2 Een brief van orateur Haga d.d. Constantinopel [Istanbul] 13 mei behoeft geen resolutie.

3 HHM lezen de namens de heer van Beaugij ingediende memorie. De koning van Frankrijk heeft hem gelast als ambassadeur bij HHM te verblijven. Beaugij vraagt paspoort om twee schepen inclusief bemanning zijn bagage, familie en meubelen van Antwerpen naar 's- Gravenhage te laten vervoeren en te laten terugkeren.
HHM geven de memorie voor advies aan de RvS.

4 HHM houden vast aan hun besluit over het op 7 juli ingediende rekest van Pierre Desmartin.

5 Naar aanleiding van het verzoek van Gerridt van Brouchoven c.s. geven HHM hun toestemming om gedurende veertien dagen naar Brabant ['s- Hertogenbosch] en terug te reizen zodat zij de beroepszaak tegen een groep ruiters uit Bergen op Zoom kunnen afhandelen.

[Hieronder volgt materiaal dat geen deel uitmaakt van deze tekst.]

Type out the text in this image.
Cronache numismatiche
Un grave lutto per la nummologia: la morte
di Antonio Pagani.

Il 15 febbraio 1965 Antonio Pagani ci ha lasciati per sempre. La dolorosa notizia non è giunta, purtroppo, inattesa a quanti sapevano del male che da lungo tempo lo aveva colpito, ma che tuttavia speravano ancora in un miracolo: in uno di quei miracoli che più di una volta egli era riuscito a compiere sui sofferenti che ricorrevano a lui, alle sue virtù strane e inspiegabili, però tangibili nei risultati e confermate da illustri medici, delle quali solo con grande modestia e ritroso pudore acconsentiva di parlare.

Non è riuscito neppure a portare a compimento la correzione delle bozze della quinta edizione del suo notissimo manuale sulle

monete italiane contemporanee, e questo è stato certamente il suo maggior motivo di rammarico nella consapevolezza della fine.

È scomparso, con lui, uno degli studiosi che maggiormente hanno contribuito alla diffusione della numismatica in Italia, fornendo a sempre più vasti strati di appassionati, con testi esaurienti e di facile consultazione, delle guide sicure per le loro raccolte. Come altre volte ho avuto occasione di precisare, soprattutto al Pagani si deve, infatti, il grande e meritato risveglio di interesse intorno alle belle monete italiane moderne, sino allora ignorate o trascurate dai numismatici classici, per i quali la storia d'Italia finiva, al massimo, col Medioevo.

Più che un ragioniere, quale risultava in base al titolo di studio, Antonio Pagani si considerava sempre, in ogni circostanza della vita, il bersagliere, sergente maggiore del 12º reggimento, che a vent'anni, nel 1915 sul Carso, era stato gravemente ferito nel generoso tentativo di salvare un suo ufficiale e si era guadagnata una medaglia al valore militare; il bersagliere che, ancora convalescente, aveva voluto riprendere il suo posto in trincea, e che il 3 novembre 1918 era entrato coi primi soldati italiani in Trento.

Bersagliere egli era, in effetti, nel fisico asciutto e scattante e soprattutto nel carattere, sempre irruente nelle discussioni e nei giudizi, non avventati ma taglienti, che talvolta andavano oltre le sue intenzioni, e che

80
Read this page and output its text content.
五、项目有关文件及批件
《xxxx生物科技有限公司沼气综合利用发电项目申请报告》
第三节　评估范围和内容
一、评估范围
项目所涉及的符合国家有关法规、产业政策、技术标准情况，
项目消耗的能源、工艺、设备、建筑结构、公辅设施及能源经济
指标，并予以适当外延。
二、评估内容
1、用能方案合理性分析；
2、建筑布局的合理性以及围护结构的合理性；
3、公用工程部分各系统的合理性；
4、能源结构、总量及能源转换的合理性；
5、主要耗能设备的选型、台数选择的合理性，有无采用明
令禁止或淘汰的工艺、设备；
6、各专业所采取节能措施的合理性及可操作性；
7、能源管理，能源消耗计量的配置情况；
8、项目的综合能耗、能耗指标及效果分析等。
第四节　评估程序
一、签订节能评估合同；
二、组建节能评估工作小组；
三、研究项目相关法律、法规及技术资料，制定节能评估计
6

Het consent geldt vanaf hun vertrek uit de Republiek.

6 Luchteren bericht over een brief van dr. Opten Noort, raad ter Admiraliteit te Amsterdam, d.d. 7 juli. Deze klaagt dat zijn Admiraliteitscollege in uiterste wanhoop is. Enkele onder de vlag van L'Herthmyte uitgevaren matrozen zijn thuisgekomen. Omdat deze niet zijn betaald hebben zij enkele raden aangevallen, hetgeen de eveneens ter vergadering verschenen raad Neck bevestigt. Opten Noort vraagt spoedige financiële ondersteuning om het woedende volk tevreden te stellen.
HHM laten de ontvanger van het College op assignatie van de ontvanger-generaal het in Gelderland en Utrecht voor de ondersteuning van de Admiraliteit gereedliggende geld ontvangen, behalve het aandeel van de Admiraliteit in Zeeland . HHM verzoeken de afgevaardigden van de verschillende provincies er bij hun lastgevers op aan te dringen het door de RvS verzochte tweede miljoen ter subsidie van de Admiraliteit over het lopende jaar te betalen. De decharges hiervoor zijn reeds verzonden.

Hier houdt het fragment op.